MedPAC Recommends Part B Drug Payment Changes That Could Exacerbate Financial Strain for 340B Hospitals

Congressional Medicare policy advisers today recommended Medicare Part B drug reimbursement changes that hospitals say would amplify the effect of Part B drug payment cuts for 340B hospitals in place since 2018.

The Medicare Payment Advisory Commission (MedPAC) made the recommendations in its annual June report to Congress, released today. MedPAC provided 340B Report with an embargoed copy. MedPAC reports to Congress twice a year, in March and June.

The commission voted in April to include the recommendations in the June report. Congress would have to pass legislation implementing the recommendations in order for them to take effect. It does not always take MedPAC’s advice.

The hospital outpatient prospective payment system (OPPS) has two policies that provide separate payment for drugs under Part B: the pass-through policy and the separately payable non-pass-through (SPNPT) policy.

Drugs with pass-through status are paid at the rate of average sales price (ASP) + 6%, for 340B and non-340B hospitals alike.
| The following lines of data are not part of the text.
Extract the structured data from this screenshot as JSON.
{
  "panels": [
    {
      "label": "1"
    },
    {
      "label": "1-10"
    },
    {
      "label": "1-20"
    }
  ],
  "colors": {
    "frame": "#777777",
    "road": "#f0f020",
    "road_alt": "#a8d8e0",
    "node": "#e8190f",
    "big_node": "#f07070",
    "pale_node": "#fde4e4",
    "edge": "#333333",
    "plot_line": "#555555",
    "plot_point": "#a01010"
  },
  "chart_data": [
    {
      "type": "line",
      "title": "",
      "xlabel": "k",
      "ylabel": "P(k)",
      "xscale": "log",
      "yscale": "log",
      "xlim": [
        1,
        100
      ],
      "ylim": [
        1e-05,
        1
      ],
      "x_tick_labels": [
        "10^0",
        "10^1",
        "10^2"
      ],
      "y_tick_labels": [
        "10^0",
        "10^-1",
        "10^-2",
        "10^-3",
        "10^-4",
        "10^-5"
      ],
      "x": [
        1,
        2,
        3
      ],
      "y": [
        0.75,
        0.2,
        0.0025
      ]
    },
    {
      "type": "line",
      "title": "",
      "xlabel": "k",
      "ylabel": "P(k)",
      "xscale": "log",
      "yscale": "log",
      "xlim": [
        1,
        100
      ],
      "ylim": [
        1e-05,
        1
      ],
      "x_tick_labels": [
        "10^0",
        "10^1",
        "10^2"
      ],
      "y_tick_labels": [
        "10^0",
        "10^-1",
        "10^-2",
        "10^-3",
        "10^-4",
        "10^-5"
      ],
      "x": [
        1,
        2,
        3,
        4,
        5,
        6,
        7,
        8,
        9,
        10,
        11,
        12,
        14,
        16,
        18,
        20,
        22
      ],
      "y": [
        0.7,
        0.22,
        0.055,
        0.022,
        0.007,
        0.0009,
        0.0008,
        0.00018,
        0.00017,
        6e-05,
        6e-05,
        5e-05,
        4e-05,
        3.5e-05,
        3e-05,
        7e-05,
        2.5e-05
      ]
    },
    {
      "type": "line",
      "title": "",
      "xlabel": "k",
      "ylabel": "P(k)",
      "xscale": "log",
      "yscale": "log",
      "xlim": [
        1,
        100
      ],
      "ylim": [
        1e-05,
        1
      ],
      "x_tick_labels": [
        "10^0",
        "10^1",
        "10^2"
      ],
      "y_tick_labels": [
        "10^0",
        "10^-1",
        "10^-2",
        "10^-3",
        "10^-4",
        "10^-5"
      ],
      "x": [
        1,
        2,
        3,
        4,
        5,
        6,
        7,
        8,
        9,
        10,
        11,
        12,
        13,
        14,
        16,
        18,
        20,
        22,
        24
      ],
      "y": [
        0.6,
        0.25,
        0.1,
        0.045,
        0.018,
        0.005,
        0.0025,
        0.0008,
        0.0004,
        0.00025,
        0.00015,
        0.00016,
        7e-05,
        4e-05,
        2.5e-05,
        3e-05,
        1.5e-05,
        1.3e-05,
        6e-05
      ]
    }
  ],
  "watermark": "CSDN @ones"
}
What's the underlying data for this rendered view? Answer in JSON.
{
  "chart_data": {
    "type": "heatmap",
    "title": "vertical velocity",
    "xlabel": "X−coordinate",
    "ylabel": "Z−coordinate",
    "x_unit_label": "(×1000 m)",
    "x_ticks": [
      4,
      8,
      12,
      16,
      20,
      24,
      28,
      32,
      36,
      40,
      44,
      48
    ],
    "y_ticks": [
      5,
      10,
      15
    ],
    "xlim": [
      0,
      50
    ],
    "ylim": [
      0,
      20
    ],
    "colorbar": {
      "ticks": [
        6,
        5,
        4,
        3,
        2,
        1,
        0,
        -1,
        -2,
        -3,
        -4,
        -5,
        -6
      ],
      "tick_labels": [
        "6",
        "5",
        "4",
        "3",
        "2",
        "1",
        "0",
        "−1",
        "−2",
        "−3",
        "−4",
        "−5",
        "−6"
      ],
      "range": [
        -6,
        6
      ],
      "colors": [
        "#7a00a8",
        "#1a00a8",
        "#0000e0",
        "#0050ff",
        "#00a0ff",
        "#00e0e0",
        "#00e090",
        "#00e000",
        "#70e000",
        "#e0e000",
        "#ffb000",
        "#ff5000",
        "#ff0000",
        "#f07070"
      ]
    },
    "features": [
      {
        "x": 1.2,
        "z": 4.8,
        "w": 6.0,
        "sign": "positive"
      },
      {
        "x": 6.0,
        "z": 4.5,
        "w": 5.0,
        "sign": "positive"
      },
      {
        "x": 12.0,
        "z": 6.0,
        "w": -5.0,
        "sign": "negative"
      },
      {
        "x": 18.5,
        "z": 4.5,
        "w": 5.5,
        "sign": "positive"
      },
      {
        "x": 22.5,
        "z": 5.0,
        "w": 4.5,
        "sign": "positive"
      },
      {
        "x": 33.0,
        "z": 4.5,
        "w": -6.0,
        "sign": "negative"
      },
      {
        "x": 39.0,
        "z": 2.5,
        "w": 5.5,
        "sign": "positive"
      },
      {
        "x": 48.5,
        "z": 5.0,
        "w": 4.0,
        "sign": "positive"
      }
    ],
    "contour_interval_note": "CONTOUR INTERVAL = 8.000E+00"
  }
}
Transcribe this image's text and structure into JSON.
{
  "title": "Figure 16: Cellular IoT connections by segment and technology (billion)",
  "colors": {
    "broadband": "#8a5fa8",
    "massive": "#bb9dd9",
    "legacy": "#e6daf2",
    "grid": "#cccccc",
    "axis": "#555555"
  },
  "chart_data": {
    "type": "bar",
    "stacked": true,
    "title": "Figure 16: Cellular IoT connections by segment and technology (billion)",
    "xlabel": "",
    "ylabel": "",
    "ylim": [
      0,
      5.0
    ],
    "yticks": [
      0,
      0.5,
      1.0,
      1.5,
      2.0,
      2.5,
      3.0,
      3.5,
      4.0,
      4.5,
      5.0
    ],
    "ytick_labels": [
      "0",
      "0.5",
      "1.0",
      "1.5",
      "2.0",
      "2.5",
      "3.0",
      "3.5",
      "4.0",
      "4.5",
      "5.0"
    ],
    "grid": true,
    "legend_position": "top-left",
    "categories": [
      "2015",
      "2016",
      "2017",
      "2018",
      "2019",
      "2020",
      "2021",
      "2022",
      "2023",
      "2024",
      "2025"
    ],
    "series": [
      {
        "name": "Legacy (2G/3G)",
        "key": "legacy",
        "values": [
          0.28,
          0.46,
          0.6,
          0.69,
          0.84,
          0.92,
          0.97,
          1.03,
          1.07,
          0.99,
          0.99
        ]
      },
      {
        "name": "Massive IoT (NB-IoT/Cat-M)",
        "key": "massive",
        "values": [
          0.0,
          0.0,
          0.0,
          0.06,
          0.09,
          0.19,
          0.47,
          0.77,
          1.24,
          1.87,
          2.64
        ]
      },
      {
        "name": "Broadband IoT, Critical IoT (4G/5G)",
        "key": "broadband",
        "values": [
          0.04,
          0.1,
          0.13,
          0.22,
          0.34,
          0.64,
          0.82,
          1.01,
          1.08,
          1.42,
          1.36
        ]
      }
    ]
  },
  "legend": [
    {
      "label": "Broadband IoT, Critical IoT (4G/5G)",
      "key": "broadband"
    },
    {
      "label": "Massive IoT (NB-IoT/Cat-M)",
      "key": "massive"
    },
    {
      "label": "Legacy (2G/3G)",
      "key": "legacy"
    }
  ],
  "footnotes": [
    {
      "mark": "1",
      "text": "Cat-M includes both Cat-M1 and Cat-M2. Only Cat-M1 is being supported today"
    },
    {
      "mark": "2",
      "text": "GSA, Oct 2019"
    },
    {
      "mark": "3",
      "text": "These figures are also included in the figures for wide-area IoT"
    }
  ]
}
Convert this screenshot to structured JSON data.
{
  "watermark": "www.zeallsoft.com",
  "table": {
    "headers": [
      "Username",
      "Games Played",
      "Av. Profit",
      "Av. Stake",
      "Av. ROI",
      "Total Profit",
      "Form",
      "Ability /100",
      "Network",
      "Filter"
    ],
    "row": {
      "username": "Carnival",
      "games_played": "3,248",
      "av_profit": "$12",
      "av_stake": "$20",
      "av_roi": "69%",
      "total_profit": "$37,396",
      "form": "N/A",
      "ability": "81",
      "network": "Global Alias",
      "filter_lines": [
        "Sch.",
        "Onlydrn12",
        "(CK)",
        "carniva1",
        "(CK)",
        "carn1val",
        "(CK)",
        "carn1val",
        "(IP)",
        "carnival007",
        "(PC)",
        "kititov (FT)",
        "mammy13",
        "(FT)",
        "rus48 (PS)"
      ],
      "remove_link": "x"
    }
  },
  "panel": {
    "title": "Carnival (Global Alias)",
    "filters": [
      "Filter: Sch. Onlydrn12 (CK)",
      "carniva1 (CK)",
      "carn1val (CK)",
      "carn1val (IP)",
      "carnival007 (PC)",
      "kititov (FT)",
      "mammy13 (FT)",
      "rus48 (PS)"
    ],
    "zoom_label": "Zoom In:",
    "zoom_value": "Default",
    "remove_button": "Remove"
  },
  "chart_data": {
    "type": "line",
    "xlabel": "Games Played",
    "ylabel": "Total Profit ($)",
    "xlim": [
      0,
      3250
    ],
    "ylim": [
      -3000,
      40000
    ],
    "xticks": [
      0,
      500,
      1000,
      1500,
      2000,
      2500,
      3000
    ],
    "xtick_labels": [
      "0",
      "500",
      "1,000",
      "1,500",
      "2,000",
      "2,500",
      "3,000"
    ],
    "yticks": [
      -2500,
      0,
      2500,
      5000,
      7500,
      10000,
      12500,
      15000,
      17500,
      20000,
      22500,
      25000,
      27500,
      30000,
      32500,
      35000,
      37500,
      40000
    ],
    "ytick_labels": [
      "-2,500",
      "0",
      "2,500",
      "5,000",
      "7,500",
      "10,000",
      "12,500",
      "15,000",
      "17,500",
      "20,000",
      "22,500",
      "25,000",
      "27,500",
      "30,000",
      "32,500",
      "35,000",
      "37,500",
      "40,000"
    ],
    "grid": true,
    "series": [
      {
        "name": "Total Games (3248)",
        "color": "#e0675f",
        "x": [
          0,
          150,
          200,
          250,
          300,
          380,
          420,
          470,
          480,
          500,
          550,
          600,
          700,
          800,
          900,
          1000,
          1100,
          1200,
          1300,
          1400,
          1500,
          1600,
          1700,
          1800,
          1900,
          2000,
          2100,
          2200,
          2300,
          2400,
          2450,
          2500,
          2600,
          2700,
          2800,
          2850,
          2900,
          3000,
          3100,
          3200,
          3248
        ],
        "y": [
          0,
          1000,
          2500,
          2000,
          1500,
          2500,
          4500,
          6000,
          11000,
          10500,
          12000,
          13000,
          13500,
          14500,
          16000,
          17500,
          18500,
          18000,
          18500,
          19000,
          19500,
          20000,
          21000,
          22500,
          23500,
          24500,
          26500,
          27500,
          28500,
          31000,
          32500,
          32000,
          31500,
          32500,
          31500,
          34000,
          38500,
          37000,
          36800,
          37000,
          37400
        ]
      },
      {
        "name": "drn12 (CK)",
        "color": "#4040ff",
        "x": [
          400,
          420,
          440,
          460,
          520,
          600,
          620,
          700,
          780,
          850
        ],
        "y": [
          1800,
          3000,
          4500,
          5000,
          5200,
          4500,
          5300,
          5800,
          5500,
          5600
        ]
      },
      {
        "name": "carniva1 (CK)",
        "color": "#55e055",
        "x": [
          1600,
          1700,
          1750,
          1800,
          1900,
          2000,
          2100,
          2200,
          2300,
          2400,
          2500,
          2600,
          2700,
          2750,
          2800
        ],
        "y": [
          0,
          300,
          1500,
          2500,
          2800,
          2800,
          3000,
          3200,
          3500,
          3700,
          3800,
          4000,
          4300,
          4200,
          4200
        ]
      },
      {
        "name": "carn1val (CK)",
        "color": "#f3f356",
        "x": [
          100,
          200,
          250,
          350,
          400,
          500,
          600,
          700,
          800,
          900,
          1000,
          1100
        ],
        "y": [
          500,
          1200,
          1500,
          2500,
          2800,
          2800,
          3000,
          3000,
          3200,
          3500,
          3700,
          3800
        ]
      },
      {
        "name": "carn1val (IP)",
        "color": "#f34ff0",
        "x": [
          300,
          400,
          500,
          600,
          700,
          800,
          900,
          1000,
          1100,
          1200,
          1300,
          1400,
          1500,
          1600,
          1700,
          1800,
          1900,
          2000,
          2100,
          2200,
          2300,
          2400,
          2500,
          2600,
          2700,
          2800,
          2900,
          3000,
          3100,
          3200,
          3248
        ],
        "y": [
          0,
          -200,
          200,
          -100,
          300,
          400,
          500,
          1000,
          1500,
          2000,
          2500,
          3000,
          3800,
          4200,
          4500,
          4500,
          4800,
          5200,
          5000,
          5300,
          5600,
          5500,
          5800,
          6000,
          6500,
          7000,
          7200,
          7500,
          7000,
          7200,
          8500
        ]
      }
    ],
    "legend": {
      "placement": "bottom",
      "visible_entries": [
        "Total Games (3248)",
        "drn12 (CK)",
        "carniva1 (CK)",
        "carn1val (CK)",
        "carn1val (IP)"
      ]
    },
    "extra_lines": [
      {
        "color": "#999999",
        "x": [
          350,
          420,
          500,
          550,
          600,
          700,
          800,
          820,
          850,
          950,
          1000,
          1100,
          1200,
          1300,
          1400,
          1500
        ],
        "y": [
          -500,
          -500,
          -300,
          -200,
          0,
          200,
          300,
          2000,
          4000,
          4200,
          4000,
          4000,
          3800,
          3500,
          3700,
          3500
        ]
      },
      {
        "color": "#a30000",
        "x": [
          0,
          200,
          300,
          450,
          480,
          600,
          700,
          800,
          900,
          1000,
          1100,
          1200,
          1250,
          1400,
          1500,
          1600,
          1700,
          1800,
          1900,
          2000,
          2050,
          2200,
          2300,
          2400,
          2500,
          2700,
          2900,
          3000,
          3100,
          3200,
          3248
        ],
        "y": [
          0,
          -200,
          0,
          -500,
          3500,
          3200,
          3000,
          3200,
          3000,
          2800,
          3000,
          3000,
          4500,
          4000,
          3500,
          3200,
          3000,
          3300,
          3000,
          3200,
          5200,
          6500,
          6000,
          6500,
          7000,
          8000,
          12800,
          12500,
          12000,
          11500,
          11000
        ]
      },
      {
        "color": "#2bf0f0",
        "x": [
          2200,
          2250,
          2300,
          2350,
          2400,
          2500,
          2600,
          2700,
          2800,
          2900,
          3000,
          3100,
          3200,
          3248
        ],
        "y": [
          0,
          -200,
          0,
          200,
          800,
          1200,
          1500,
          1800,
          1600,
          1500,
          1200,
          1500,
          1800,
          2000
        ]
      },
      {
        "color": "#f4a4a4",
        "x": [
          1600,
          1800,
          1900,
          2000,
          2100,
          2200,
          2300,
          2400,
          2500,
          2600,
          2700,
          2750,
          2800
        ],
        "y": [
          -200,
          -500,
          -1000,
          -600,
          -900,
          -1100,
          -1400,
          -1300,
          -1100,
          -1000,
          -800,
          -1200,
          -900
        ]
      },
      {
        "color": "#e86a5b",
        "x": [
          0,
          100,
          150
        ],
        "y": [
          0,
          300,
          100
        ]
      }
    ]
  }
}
SPNPT drugs are paid at ASP – 22.5% for 340B disproportionate share hospitals, urban sole community hospitals, and rural referral centers, and at ASP + 6% for all others.

MedPAC advised Congress to:

  • direct the HHS Secretary to modify the pass-through policy in OPPS so that it includes only drugs and biologics that function as supplies to a service, and applies only to drugs and biologics that are clinically superior to their packaged analogs
  • require the Secretary to specify that the SPNPT policy in OPPS applies only to drugs and biologics that are the reason for a doctor visit (for cancer treatment, for example), not for an ancillary purpose, and that meet a defined cost threshold ($130 per day in 2020).

AHA urged MedPAC in April not to include the recommendations in the June report.

AHA said the first recommendation would mean that expensive drugs to treat cancer and other serious diseases and conditions would be walled off from pass-through status and paid instead at the SPNPT rate. “For 340B hospitals, this change would result in a nearly 30% reduction in payment (from ASP + 6% to ASP – 22.5%) for these life-saving drugs,” it said.

It said the second recommendation to change the SPNPT policy “could harm 340B hospitals and the ability of their patients to access these drugs.”

“MedPAC’s proposed change would place more financial strain on 340B hospitals, which have already shouldered significant cuts in reimbursement due to prior Part B payment changes,” and “have endured significant financial hardship as they remain on the front lines of the ongoing COVID-19 pandemic,” AHA said.

The 28.5% reduction in Part B reimbursement for hospitals’ 340B-purchased drugs has been in place since 2018. It has been continued under successive annual U.S. Centers for Medicare & Medicaid Services’ (CMS) hospital outpatient prospective payment system (OPPS) rules.

CMS’s first proposed OPPS rule under the Biden administration is awaiting White House clearance for publication. It is not known whether the new administration will keep, end, or change the drug payment cut for 340B hospitals.